I don't think everyone should be parents. Parenthood is a heavy responsibility, one we will answer to God for, and it requires more of a person than any other responsibility in the world. But it is also the greatest, most fulfilling, tear-your-heart-apart LOVE that can ever be experienced. This kind of love changes you. It shifts your focus, it alters your perspective, and it reveals more about your Heavenly Father than anything else ever could. I could not understand how God felt about
me until I saw Clara and realized how I felt about
her.
The old me was right, of course: being a mother is difficult, frightening, worrisome work. Clara's needs, especially in this first year, have been consuming and constant. What the old me did not know - could not know - was how much better life would be when our children arrived. Better doesn't begin to touch it, actually. Parenthood is a rush of fresh breeze after a lifetime of sucking up canned air. I have ripped off my oxygen mask and felt the cool wind of beautiful sacrificial love, and I will never be the same.
A child's needs will reveal your faults, your strengths, your grit and your tenderness. It will wear down the bits of you that should not be there, and it will build up part of your heart that you never knew existed. It is frightening and thrilling and lovely, all at once.
I am learning this day after day after day after day, and you know what?
I only wish I'd had children sooner.
Let the revolution roll on, my friends.
Cause there's nothing better on Earth than this kind of love. Nothin'.

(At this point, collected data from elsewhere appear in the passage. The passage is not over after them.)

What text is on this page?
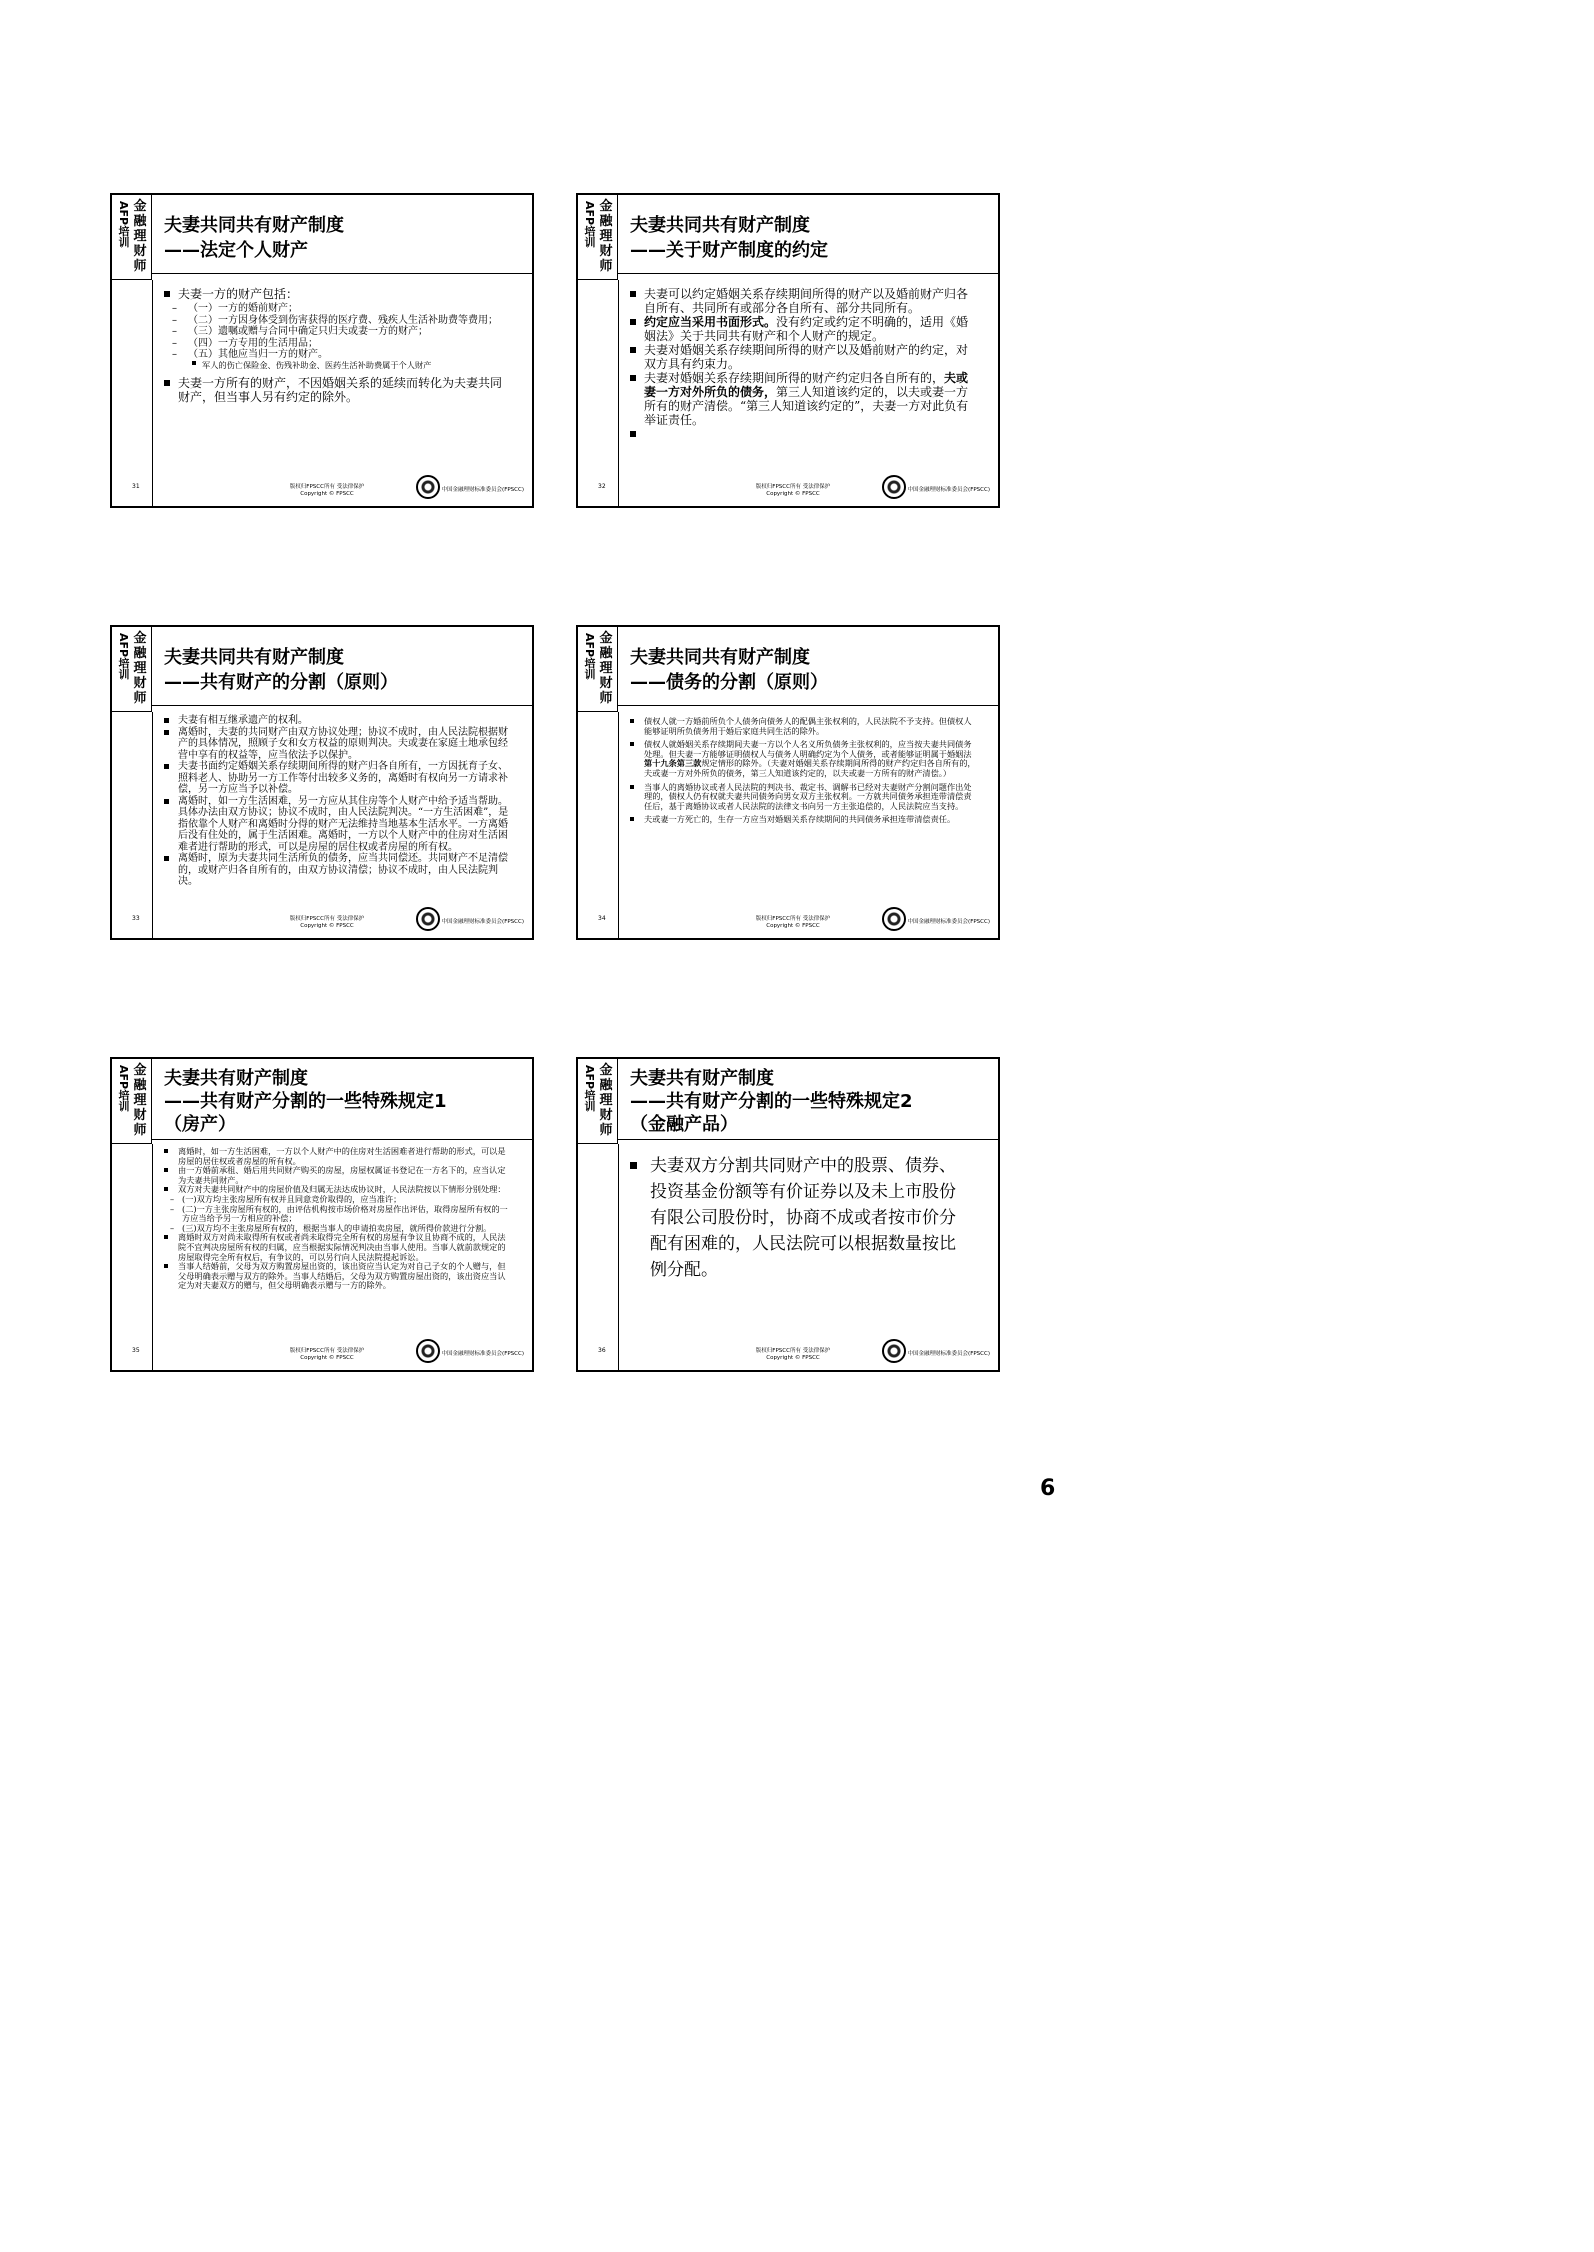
金融理财师
AFP培训 夫妻共同共有财产制度
——法定个人财产
夫妻一方的财产包括：
– （一）一方的婚前财产；
– （二）一方因身体受到伤害获得的医疗费、残疾人生活补助费等费用；
– （三）遗嘱或赠与合同中确定只归夫或妻一方的财产；
– （四）一方专用的生活用品；
– （五）其他应当归一方的财产。
军人的伤亡保险金、伤残补助金、医药生活补助费属于个人财产
夫妻一方所有的财产，不因婚姻关系的延续而转化为夫妻共同财产，但当事人另有约定的除外。
31	版权归FPSCC所有 受法律保护
Copyright © FPSCC
中国金融理财标准委员会(FPSCC)
金融理财师
AFP培训 夫妻共同共有财产制度
——关于财产制度的约定
夫妻可以约定婚姻关系存续期间所得的财产以及婚前财产归各自所有、共同所有或部分各自所有、部分共同所有。
约定应当采用书面形式。没有约定或约定不明确的，适用《婚姻法》关于共同共有财产和个人财产的规定。
夫妻对婚姻关系存续期间所得的财产以及婚前财产的约定，对双方具有约束力。
夫妻对婚姻关系存续期间所得的财产约定归各自所有的，夫或妻一方对外所负的债务，第三人知道该约定的，以夫或妻一方所有的财产清偿。“第三人知道该约定的”，夫妻一方对此负有举证责任。

32	版权归FPSCC所有 受法律保护
Copyright © FPSCC
中国金融理财标准委员会(FPSCC)
金融理财师
AFP培训 夫妻共同共有财产制度
——共有财产的分割（原则）
夫妻有相互继承遗产的权利。
离婚时，夫妻的共同财产由双方协议处理；协议不成时，由人民法院根据财产的具体情况，照顾子女和女方权益的原则判决。夫或妻在家庭土地承包经营中享有的权益等，应当依法予以保护。
夫妻书面约定婚姻关系存续期间所得的财产归各自所有，一方因抚育子女、照料老人、协助另一方工作等付出较多义务的，离婚时有权向另一方请求补偿，另一方应当予以补偿。
离婚时，如一方生活困难，另一方应从其住房等个人财产中给予适当帮助。具体办法由双方协议；协议不成时，由人民法院判决。“一方生活困难”，是指依靠个人财产和离婚时分得的财产无法维持当地基本生活水平。一方离婚后没有住处的，属于生活困难。离婚时，一方以个人财产中的住房对生活困难者进行帮助的形式，可以是房屋的居住权或者房屋的所有权。
离婚时，原为夫妻共同生活所负的债务，应当共同偿还。共同财产不足清偿的，或财产归各自所有的，由双方协议清偿；协议不成时，由人民法院判决。
33	版权归FPSCC所有 受法律保护
Copyright © FPSCC
中国金融理财标准委员会(FPSCC)
金融理财师
AFP培训 夫妻共同共有财产制度
——债务的分割（原则）
债权人就一方婚前所负个人债务向债务人的配偶主张权利的，人民法院不予支持。但债权人能够证明所负债务用于婚后家庭共同生活的除外。
债权人就婚姻关系存续期间夫妻一方以个人名义所负债务主张权利的，应当按夫妻共同债务处理。但夫妻一方能够证明债权人与债务人明确约定为个人债务，或者能够证明属于婚姻法第十九条第三款规定情形的除外。（夫妻对婚姻关系存续期间所得的财产约定归各自所有的，夫或妻一方对外所负的债务，第三人知道该约定的，以夫或妻一方所有的财产清偿。）
当事人的离婚协议或者人民法院的判决书、裁定书、调解书已经对夫妻财产分割问题作出处理的，债权人仍有权就夫妻共同债务向男女双方主张权利。一方就共同债务承担连带清偿责任后，基于离婚协议或者人民法院的法律文书向另一方主张追偿的，人民法院应当支持。
夫或妻一方死亡的，生存一方应当对婚姻关系存续期间的共同债务承担连带清偿责任。
34	版权归FPSCC所有 受法律保护
Copyright © FPSCC
中国金融理财标准委员会(FPSCC)
金融理财师
AFP培训 夫妻共有财产制度
——共有财产分割的一些特殊规定1
（房产）
离婚时，如一方生活困难，一方以个人财产中的住房对生活困难者进行帮助的形式，可以是房屋的居住权或者房屋的所有权。
由一方婚前承租、婚后用共同财产购买的房屋，房屋权属证书登记在一方名下的，应当认定为夫妻共同财产。
双方对夫妻共同财产中的房屋价值及归属无法达成协议时，人民法院按以下情形分别处理：
– (一)双方均主张房屋所有权并且同意竞价取得的，应当准许；
– (二)一方主张房屋所有权的，由评估机构按市场价格对房屋作出评估，取得房屋所有权的一方应当给予另一方相应的补偿；
– (三)双方均不主张房屋所有权的，根据当事人的申请拍卖房屋，就所得价款进行分割。
离婚时双方对尚未取得所有权或者尚未取得完全所有权的房屋有争议且协商不成的，人民法院不宜判决房屋所有权的归属，应当根据实际情况判决由当事人使用。当事人就前款规定的房屋取得完全所有权后，有争议的，可以另行向人民法院提起诉讼。
当事人结婚前，父母为双方购置房屋出资的，该出资应当认定为对自己子女的个人赠与，但父母明确表示赠与双方的除外。当事人结婚后，父母为双方购置房屋出资的，该出资应当认定为对夫妻双方的赠与，但父母明确表示赠与一方的除外。
35	版权归FPSCC所有 受法律保护
Copyright © FPSCC
中国金融理财标准委员会(FPSCC)
金融理财师
AFP培训 夫妻共有财产制度
——共有财产分割的一些特殊规定2
（金融产品）
夫妻双方分割共同财产中的股票、债券、投资基金份额等有价证券以及未上市股份有限公司股份时，协商不成或者按市价分配有困难的，人民法院可以根据数量按比例分配。
36	版权归FPSCC所有 受法律保护
Copyright © FPSCC
中国金融理财标准委员会(FPSCC)
6
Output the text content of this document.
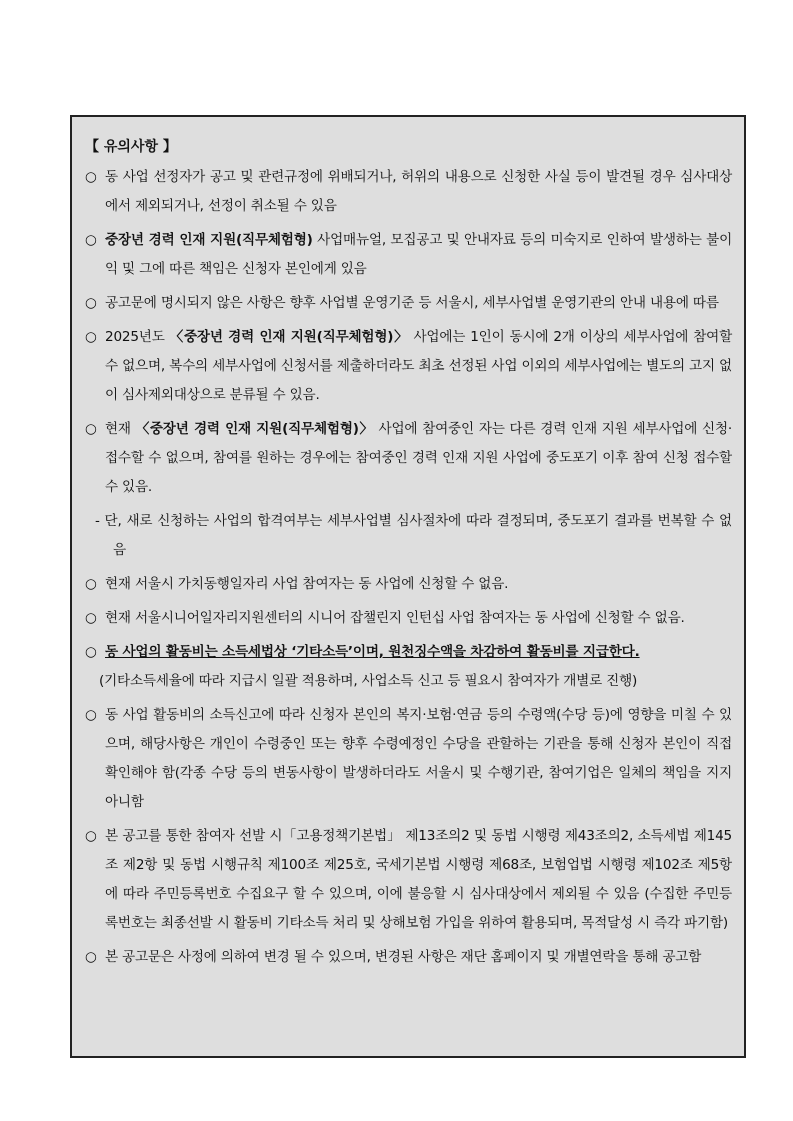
【 유의사항 】
○ 동 사업 선정자가 공고 및 관련규정에 위배되거나, 허위의 내용으로 신청한 사실 등이 발견될 경우 심사대상에서 제외되거나, 선정이 취소될 수 있음
○ 중장년 경력 인재 지원(직무체험형) 사업매뉴얼, 모집공고 및 안내자료 등의 미숙지로 인하여 발생하는 불이익 및 그에 따른 책임은 신청자 본인에게 있음
○ 공고문에 명시되지 않은 사항은 향후 사업별 운영기준 등 서울시, 세부사업별 운영기관의 안내 내용에 따름
○ 2025년도 〈중장년 경력 인재 지원(직무체험형)〉 사업에는 1인이 동시에 2개 이상의 세부사업에 참여할 수 없으며, 복수의 세부사업에 신청서를 제출하더라도 최초 선정된 사업 이외의 세부사업에는 별도의 고지 없이 심사제외대상으로 분류될 수 있음.
○ 현재 〈중장년 경력 인재 지원(직무체험형)〉 사업에 참여중인 자는 다른 경력 인재 지원 세부사업에 신청·접수할 수 없으며, 참여를 원하는 경우에는 참여중인 경력 인재 지원 사업에 중도포기 이후 참여 신청 접수할 수 있음.
- 단, 새로 신청하는 사업의 합격여부는 세부사업별 심사절차에 따라 결정되며, 중도포기 결과를 번복할 수 없음
○ 현재 서울시 가치동행일자리 사업 참여자는 동 사업에 신청할 수 없음.
○ 현재 서울시니어일자리지원센터의 시니어 잡챌린지 인턴십 사업 참여자는 동 사업에 신청할 수 없음.
○ 동 사업의 활동비는 소득세법상 ‘기타소득’이며, 원천징수액을 차감하여 활동비를 지급한다.
(기타소득세율에 따라 지급시 일괄 적용하며, 사업소득 신고 등 필요시 참여자가 개별로 진행)
○ 동 사업 활동비의 소득신고에 따라 신청자 본인의 복지·보험·연금 등의 수령액(수당 등)에 영향을 미칠 수 있으며, 해당사항은 개인이 수령중인 또는 향후 수령예정인 수당을 관할하는 기관을 통해 신청자 본인이 직접 확인해야 함(각종 수당 등의 변동사항이 발생하더라도 서울시 및 수행기관, 참여기업은 일체의 책임을 지지 아니함
○ 본 공고를 통한 참여자 선발 시「고용정책기본법」 제13조의2 및 동법 시행령 제43조의2, 소득세법 제145조 제2항 및 동법 시행규칙 제100조 제25호, 국세기본법 시행령 제68조, 보험업법 시행령 제102조 제5항에 따라 주민등록번호 수집요구 할 수 있으며, 이에 불응할 시 심사대상에서 제외될 수 있음 (수집한 주민등록번호는 최종선발 시 활동비 기타소득 처리 및 상해보험 가입을 위하여 활용되며, 목적달성 시 즉각 파기함)
○ 본 공고문은 사정에 의하여 변경 될 수 있으며, 변경된 사항은 재단 홈페이지 및 개별연락을 통해 공고함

These pictures are from a few nights ago. Clara let me hold her as she fell asleep, which has happened about twice since she was a newborn (the girl has got quite the independent spirit, let me tell you). You should've seen me; I was like a hiker who looks up and notices a deer lapping from a stream. I wouldn't move for fear of chasing the moment away. Especially since she is almost one, almost a toddler, a thought that makes me weepy. I motioned to Sam to please take a picture of the moment for me, in case there are not very many of them left to come. He did, and although I am in my pajamas with no makeup and they are a little blurry because the room was so dim... they have become a few of my favorite shots of all time.
Thank you, my love, for capturing how I felt.